Relativement épargnés depuis le début de la bataille d'Alep, les habitants des quartiers ouest de la deuxième ville de Syrie vivent cloîtrés à cause des tirs d'obus.

Photo prise dans un quartier rebelle d’Alep-Est montrant l’immeuble du conseil municipal, à l’ouest. Karam al-Masri/AFP

« Inchallah que les rebelles et les civils acceptent de sortir des quartiers est et qu'on en finisse, car on ne peut plus continuer ainsi », espère Lina*, une habitante d'Alep-Ouest, contactée via WhatsApp. Une trêve de 10 heures décrétée par la Russie, allié de Damas, est entrée hier en vigueur afin que les combattants rebelles et les civils des quartiers-est empruntent les « couloirs humanitaires ». Mais personne ne les avaient empruntés hier, selon l'AFP.

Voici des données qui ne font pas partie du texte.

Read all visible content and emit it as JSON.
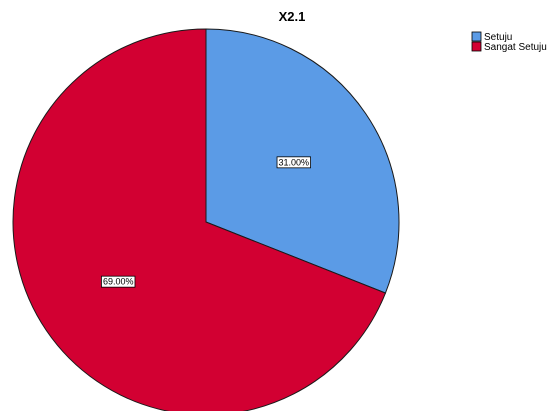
{
  "chart_data": {
    "type": "pie",
    "title": "X2.1",
    "categories": [
      "Setuju",
      "Sangat Setuju"
    ],
    "values": [
      31.0,
      69.0
    ],
    "labels": [
      "31.00%",
      "69.00%"
    ],
    "colors": [
      "#5b9be6",
      "#d20032"
    ],
    "start_angle_deg": 0,
    "direction": "clockwise",
    "legend_position": "top-right",
    "slice_border_color": "#1a1a1a"
  }
}
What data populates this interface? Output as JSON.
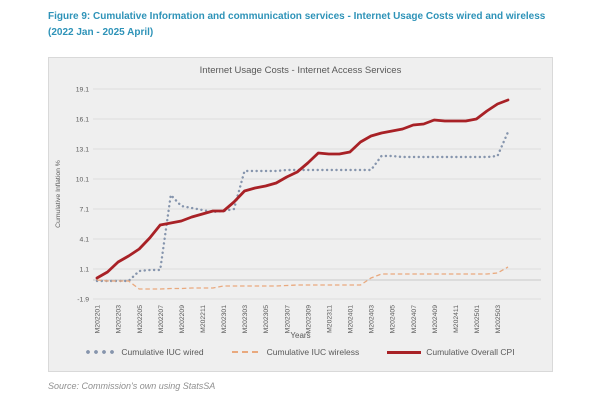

Depuis le début de l'offensive des rebelles lancée le 28 octobre dernier afin de briser le siège imposé par le régime syrien aux quartiers de l'opposition, les habitants de l'ouest de la ville vivent, eux aussi, dans la peur. Leur quotidien est rythmé par les tirs de mortier et les snipers, et un grand nombre d'entre eux restent cloîtrés chez eux. « Toute cette semaine, la situation était terrible. On a eu de réelles frayeurs, ça faisait longtemps. Une roquette s'est abattue sur l'immeuble juste dernière le mien. Et jeudi, c'est l'Université d'Alep qui a été visée, faisant des victimes parmi les étudiants », raconte Lina. Deux étudiants de la faculté des lettres auraient été tués et des dizaines d'autres blessés. Depuis le 28 octobre, 69 civils, dont 23 enfants, ont été tués par les tirs des rebelles sur les quartiers ouest, selon l'Observatoire syrien des droits de l'homme (OSDH). Les quartiers de Azizié, Suleimaniyé et Vilat ont notamment été fortement touchés durant la semaine.

 

 

 (Lire aussi : La vie continue sous terre à Douma, ville syrienne bombardée)

 

Attaque chimique ?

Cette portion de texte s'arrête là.